One Pan Mexican Quinoa
1. Heat olive oil in a large skillet over medium high heat. Add garlic and jalapeño, and cook, stirring frequently, until fragrant, about 1 minute.
2. Stir in quinoa, vegetable broth, beans, tomatoes, corn, chili powder and cumin; season with salt and pepper, to taste.
3. Bring to a boil; cover, reduce heat and simmer until quinoa is cooked through, about 20 minutes.
4. Stir in avocado, lime juice and cilantro.
5. Serve immediately and enjoy!
1 tbsp Extra virgin olive oil
2 clove(s) Garlic (minced)
1 medium pepper(s) Jalapeno pepper (diced)
1 cup Quinoa, uncooked
1 cup Vegetable stock/broth
1 can (15oz) Black beans, canned (drained, rinsed)

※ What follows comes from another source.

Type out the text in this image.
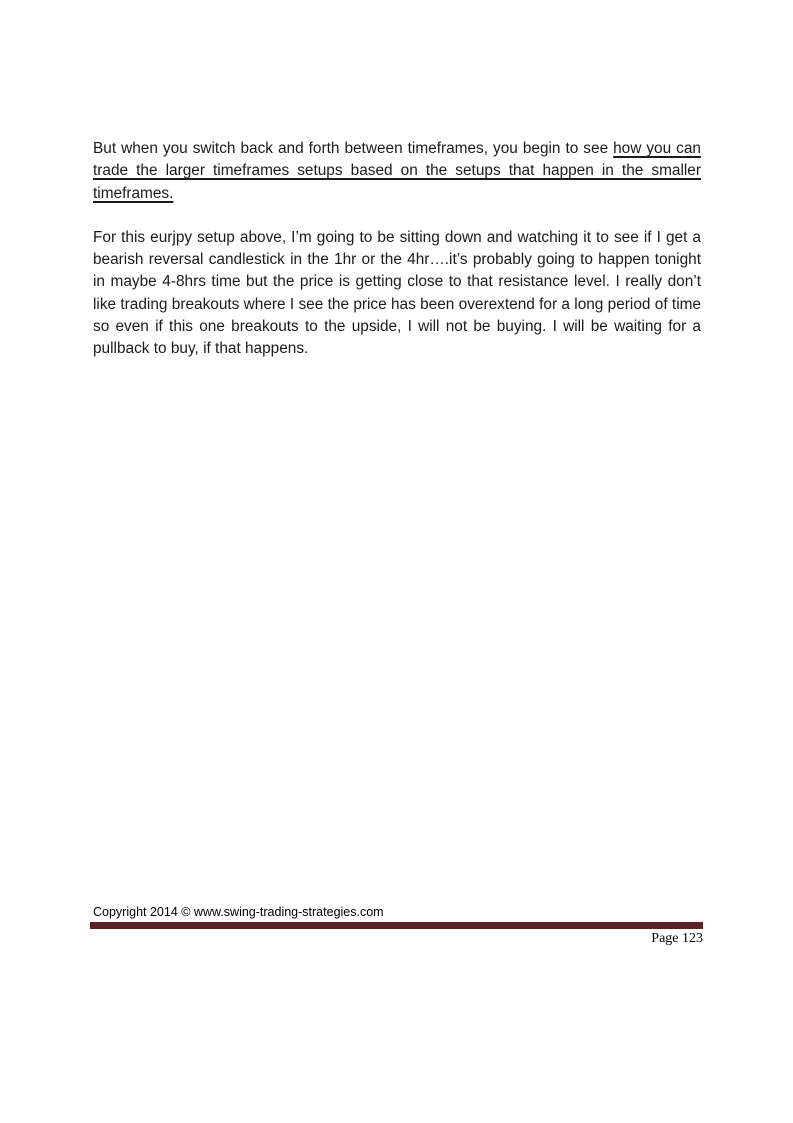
But when you switch back and forth between timeframes, you begin to see how you can trade the larger timeframes setups based on the setups that happen in the smaller timeframes.

For this eurjpy setup above, I’m going to be sitting down and watching it to see if I get a bearish reversal candlestick in the 1hr or the 4hr….it’s probably going to happen tonight in maybe 4-8hrs time but the price is getting close to that resistance level. I really don’t like trading breakouts where I see the price has been overextend for a long period of time so even if this one breakouts to the upside, I will not be buying. I will be waiting for a pullback to buy, if that happens.

Copyright 2014 © www.swing-trading-strategies.com
Page 123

1 can(s) (13oz) Diced tomatoes, canned
1 cup Frozen yellow corn kernels (thawed)
1 tsp Chili powder
1/2 tsp Cumin
1 dash Salt and pepper (to taste)
1 avocado(s) Avocado (halved, seeded, peeled, diced)
1 whole lime(s) Lime juice (fresh)
2 tbsp Cilantro (coriander) (chopped)
Beans are a great source of plant-based protein and are high in fibre which helps to promote digestive health!
Quinoa is a complete protein and high in fibre!